Overview

Our project's objective is to combine insights from recent work in computer science, psychology and education to create and study "teachable agent" (TA) environments in mathematics and science that are motivating to students, intuitive to teachers and parents, and lead to high degrees of student learning. The hallmark of these environments is that students learn by instructing "teachable agents" who then venture forth in simulation-based exploratory environments and attempt to solve problems that require knowledge relevant to the disciplines of mathematics or science. If the agents have been taught properly they solve the problems; otherwise they need to be educated further. The simulation-based environments are carefully designed to focus attention on important concepts in science and mathematics, and to make explicit the errors that occur during problem solving. Students "scout" the problem solving requirements of various environments before attempting to teach their agents. Additional help and coaching agents are available to point students in the right direction when they make errors or produce sub-optimal solutions.
One key issue to be studied is how student learning is affected by opportunities to teach agents to prepare for particular challenges, and how this learning is influenced by the design of systems that vary in the degree to which they let students
- "scout" in order to find problems that arise in the agents' environments
- teach the agents with different representations and techniques
- measure the successfulness of their teaching by placing their agents in mini-assessment environments prior to engaging them in full-blown "challenge environments"

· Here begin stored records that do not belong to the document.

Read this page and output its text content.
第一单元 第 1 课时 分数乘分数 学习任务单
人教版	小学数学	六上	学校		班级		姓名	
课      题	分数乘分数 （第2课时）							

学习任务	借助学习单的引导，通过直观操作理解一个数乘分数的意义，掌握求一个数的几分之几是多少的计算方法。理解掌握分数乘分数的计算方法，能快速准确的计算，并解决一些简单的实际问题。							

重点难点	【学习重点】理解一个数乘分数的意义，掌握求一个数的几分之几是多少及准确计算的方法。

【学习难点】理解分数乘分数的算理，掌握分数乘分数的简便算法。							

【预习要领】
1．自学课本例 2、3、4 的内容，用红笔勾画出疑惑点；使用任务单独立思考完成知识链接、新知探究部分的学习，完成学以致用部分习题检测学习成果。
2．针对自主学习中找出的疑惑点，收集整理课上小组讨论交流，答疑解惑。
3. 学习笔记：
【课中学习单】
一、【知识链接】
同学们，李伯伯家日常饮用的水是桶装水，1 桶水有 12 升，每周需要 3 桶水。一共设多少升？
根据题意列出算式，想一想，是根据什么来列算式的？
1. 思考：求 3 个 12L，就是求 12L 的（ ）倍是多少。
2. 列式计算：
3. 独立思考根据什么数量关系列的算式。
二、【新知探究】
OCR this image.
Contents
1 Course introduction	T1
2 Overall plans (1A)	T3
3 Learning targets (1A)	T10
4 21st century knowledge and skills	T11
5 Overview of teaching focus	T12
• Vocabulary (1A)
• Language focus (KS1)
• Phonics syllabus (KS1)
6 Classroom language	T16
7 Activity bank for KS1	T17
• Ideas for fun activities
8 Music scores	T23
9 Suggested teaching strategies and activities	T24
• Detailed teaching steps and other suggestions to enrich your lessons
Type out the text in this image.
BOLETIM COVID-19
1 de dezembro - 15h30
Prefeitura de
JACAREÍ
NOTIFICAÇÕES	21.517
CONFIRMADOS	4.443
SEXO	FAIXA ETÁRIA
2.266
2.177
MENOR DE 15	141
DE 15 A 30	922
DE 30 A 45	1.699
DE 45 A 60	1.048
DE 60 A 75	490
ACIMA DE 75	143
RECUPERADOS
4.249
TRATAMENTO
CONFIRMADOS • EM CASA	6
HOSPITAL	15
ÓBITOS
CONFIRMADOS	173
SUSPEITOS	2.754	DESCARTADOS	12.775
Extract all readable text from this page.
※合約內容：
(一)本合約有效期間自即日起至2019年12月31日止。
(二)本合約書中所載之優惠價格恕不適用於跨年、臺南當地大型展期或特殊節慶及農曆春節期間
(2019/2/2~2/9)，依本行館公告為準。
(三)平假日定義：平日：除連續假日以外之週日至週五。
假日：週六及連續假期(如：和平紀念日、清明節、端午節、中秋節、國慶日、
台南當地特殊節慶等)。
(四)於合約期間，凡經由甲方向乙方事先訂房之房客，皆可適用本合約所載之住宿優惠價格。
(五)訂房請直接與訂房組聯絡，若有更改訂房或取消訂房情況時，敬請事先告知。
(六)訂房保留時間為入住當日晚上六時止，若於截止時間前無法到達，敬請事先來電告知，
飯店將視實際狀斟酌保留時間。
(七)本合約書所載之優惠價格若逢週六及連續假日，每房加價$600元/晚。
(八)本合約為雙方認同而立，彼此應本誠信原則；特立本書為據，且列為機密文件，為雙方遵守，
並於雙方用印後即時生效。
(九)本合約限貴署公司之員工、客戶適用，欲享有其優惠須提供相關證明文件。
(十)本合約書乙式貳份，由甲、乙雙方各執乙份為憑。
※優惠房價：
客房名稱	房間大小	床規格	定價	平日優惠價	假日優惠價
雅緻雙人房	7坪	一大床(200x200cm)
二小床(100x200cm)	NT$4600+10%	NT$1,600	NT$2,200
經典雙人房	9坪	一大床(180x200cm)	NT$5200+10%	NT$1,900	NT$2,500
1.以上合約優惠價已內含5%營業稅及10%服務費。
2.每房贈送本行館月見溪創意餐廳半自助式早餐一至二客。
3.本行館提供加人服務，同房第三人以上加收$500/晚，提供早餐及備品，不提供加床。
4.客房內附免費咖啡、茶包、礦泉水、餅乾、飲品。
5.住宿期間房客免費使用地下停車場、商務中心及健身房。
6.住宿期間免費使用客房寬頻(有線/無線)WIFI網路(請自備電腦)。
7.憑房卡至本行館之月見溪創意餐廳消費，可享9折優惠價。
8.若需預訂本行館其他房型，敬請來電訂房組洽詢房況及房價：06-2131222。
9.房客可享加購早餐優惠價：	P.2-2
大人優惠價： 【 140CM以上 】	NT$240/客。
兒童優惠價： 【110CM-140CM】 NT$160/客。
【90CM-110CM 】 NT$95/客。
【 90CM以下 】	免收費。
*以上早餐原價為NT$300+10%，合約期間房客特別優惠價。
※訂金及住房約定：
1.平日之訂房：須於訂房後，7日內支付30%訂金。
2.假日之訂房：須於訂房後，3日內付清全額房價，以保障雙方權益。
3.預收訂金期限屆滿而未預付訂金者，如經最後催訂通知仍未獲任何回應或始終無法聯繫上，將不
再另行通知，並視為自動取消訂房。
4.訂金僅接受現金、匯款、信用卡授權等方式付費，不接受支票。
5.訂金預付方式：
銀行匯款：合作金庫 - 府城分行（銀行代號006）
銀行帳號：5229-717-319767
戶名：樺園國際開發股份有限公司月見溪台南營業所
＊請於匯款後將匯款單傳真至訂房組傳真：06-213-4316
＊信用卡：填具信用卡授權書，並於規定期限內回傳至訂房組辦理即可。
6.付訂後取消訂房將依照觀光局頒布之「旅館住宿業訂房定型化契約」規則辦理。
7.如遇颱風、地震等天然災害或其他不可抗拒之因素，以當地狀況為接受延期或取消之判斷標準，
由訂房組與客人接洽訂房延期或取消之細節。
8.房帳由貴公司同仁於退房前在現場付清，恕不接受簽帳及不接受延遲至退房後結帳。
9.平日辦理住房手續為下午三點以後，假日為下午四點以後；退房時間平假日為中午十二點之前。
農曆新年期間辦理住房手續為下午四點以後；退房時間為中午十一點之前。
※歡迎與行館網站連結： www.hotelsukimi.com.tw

- receive different degrees and forms of feedback when their agents encounter difficulties (e.g. feedback can vary from specifically noting what needs to be fixed to simply noting that a problem exists)
- educate the personality, as well as the knowledge variables, relevant to learning, problems solving and collaboration.
The Teachable Agents project requires contributions from, and has important implications for, at least three disciplines: computer science, psychology, and education. It will inform computer science by exploring new approaches to the design of environments that support learning, and new ways to program intelligent agents. An especially important contribution will be research on defining "open" computational architectures where teachable agents created in one environment can be placed in other problem solving environments. A number of research issues dealing with intrinsic and extrinsic characteristics of multi-agent architectures will be addressed.
Our project will inform psychology by creating a rich environment for studying how different designs for "learning by teaching" affect student learning. It will inform education by exploring design principles that are student, teacher and parent friendly, and that help all students achieve. The Teachable Agents project also has the potential to create new forms of assessment (by letting students design and debug agents to solve various problems), and to transform popular video game technologies into environments that help students learn important content (rather than accumulate "power" or "weapons", agents can accumulate relevant knowledge for solving problems). The quality and impact of the project will be enhanced through its association with the NSF-funded Center for Innovative Learning Technologies (CILT), whose mission is to foster collaboration among members of the education and technology community. CILT will provide guidance and feedback to the project.